На этом фоне не приходится удивляться тому, что некогда многочисленное иудейское население Средиземноморья стало убывать все быстрее и быстрее. Национальные историки (как мы увидим в следующей главе) заявляют, что в период изоляции и гонений иудейскую веру оставили почти исключительно прозелиты, а твердое «этническое» ядро, состоявшее из евреев «по рождению и по крови» (термин, часто встречающийся в сионистской историографии), сохраняло неизменную верность своей религии. Разумеется, не существует никаких доказательств, подкрепляющих это «фолькистское» предположение. Столь же правомерно было бы утверждать, что многочисленные семьи, сознательно и добровольно перешедшие в иудаизм, или их потомки в первых поколениях дали более упорных приверженцев иудейской веры, нежели немногочисленный коллектив тех, кто, унаследовав религию «от рождения», не приложил ни малейших усилий для ее «освоения» и вхождения в общину. Ведь известно, что прозелиты всех религий и их потомки привержены новой вере в значительно большей степени, чем те, кто исповедует ее издавна. Не случайно таннай рабби Шимон бар Йохай в приписываемом ему сочинении (Мехилте) установил, что прозелиты милее Всевышнему, чем евреи по рождению. Так или иначе, следует признать, что мы никогда не узнаем, кто именно сохранил приверженность гонимой вере упрямого меньшинства, а кто предпочел присоединиться к успешной и могущественной религии после того, как она стала религией власти.

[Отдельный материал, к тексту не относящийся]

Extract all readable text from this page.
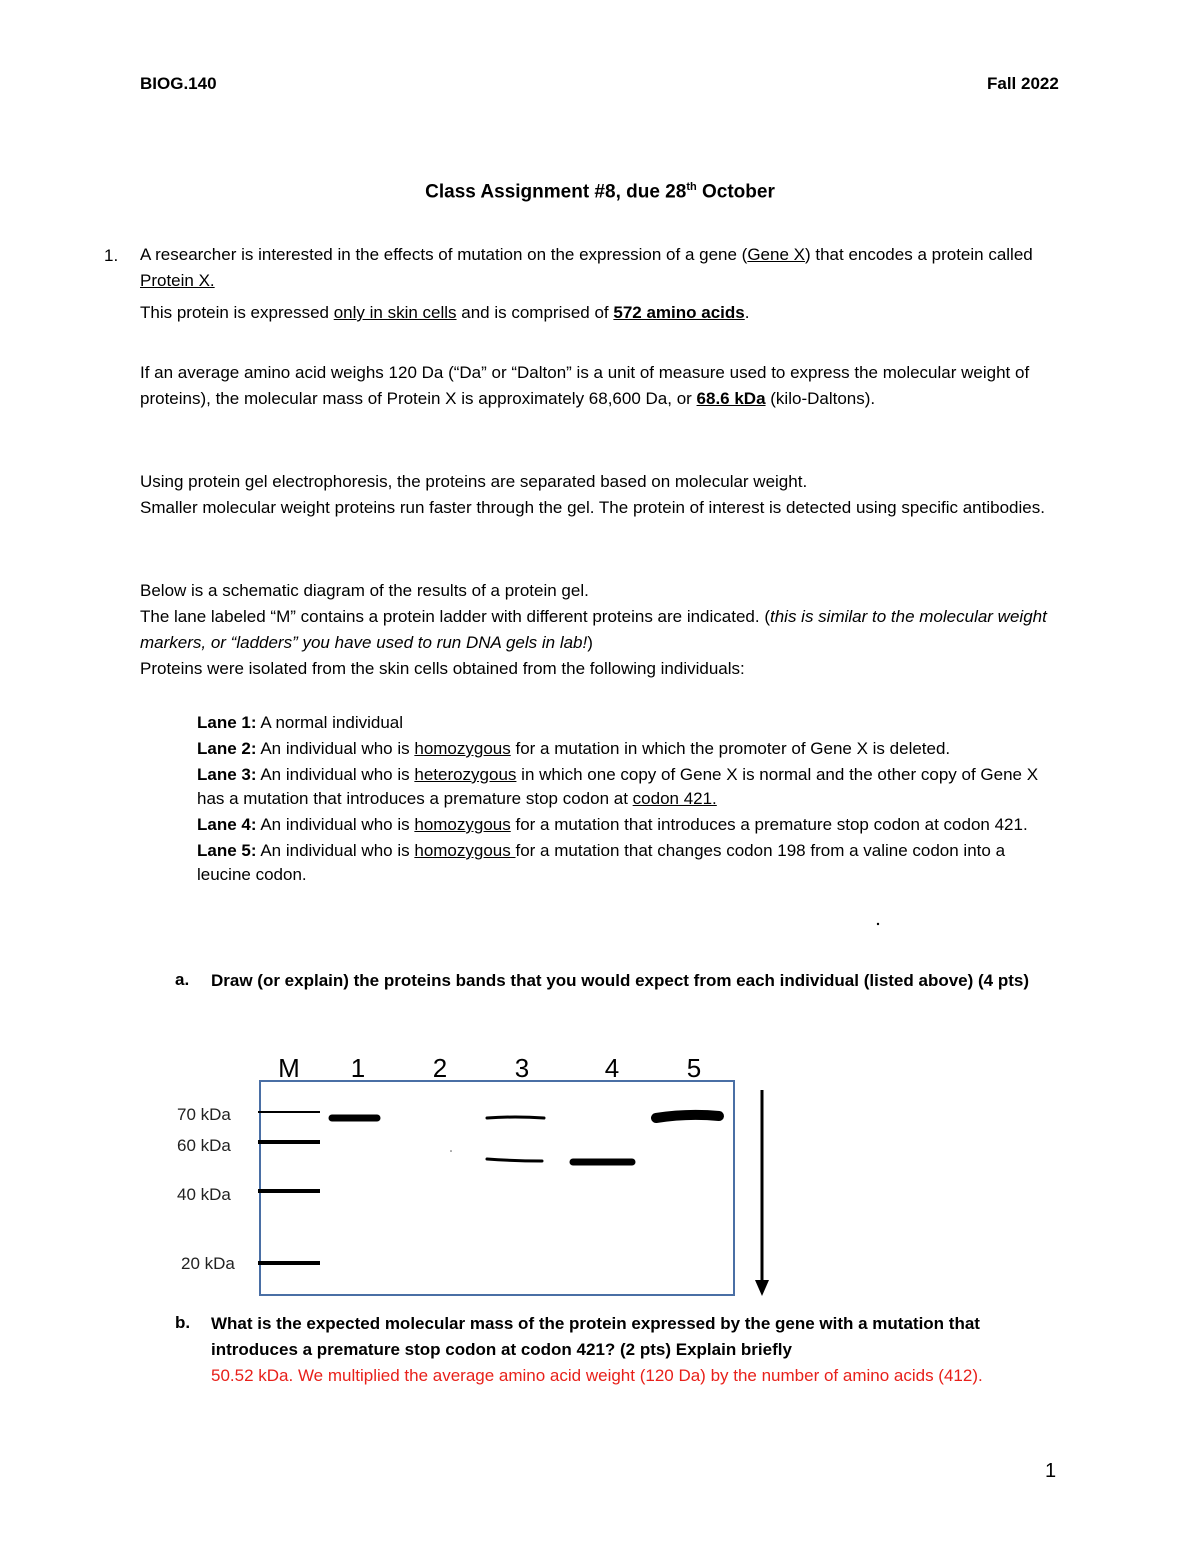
BIOG.140	Fall 2022
Class Assignment #8, due 28th October
1. A researcher is interested in the effects of mutation on the expression of a gene (Gene X) that encodes a protein called Protein X.
This protein is expressed only in skin cells and is comprised of 572 amino acids.
If an average amino acid weighs 120 Da (“Da” or “Dalton” is a unit of measure used to express the molecular weight of proteins), the molecular mass of Protein X is approximately 68,600 Da, or 68.6 kDa (kilo-Daltons).
Using protein gel electrophoresis, the proteins are separated based on molecular weight.
Smaller molecular weight proteins run faster through the gel. The protein of interest is detected using specific antibodies.
Below is a schematic diagram of the results of a protein gel.
The lane labeled “M” contains a protein ladder with different proteins are indicated. (this is similar to the molecular weight markers, or “ladders” you have used to run DNA gels in lab!)
Proteins were isolated from the skin cells obtained from the following individuals:
Lane 1: A normal individual
Lane 2: An individual who is homozygous for a mutation in which the promoter of Gene X is deleted.
Lane 3: An individual who is heterozygous in which one copy of Gene X is normal and the other copy of Gene X has a mutation that introduces a premature stop codon at codon 421.
Lane 4: An individual who is homozygous for a mutation that introduces a premature stop codon at codon 421.
Lane 5: An individual who is homozygous for a mutation that changes codon 198 from a valine codon into a leucine codon.
a. Draw (or explain) the proteins bands that you would expect from each individual (listed above) (4 pts)
M 1	2	3	4	5
70 kDa
60 kDa
40 kDa
20 kDa
b. What is the expected molecular mass of the protein expressed by the gene with a mutation that introduces a premature stop codon at codon 421? (2 pts) Explain briefly
50.52 kDa. We multiplied the average amino acid weight (120 Da) by the number of amino acids (412).
1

Со времен поздних амораев, то есть с IV века и далее, раввинистическая элита еврейского меньшинства[323] рассматривала акт перехода в иудаизм как черное облако, угрожающее самому существованию общины. Политика еврейской идентичности радикально изменила свою направленность. Новые недвусмысленные идеологические формулы вводили жесткую внутреннюю цензуру, смирялись с правилами, установленными христианским государством, и превращали еврейскую общину в закрытую группу, стремящуюся к изоляции и относящуюся с неприязнью и подозрением ко всем, кто пытается к ней приблизиться. Эта политика была непременным условием выживания иудаизма в христианском мире.
Тем не менее иудейский монотеизм не утратил склонности к миссионерству. Его активность постепенно переместилась на периферию, так что поиск потенциальных прозелитов происходил уже за пределами культурного христианского мира. Кое‑где иудейские миссионеры добивались немалых успехов.
Однако прежде чем мы перейдем к этой важной проблематике, непосредственно влиявшей на численность иудейских религиозных общин на различных этапах истории, следует подробнее обсудить судьбу иудеев, оставшихся в исходном центре миссионерского движения, породившего вымышленное бесконечное «изгнание» – в Иудее. Начиная с II века н. э. римские властители и их преемники называли эту страну Палестиной; в ответ еврейские мудрецы изобрели и стали употреблять (среди прочих) ее новое название – Эрец Исраэль (Страна Израиля).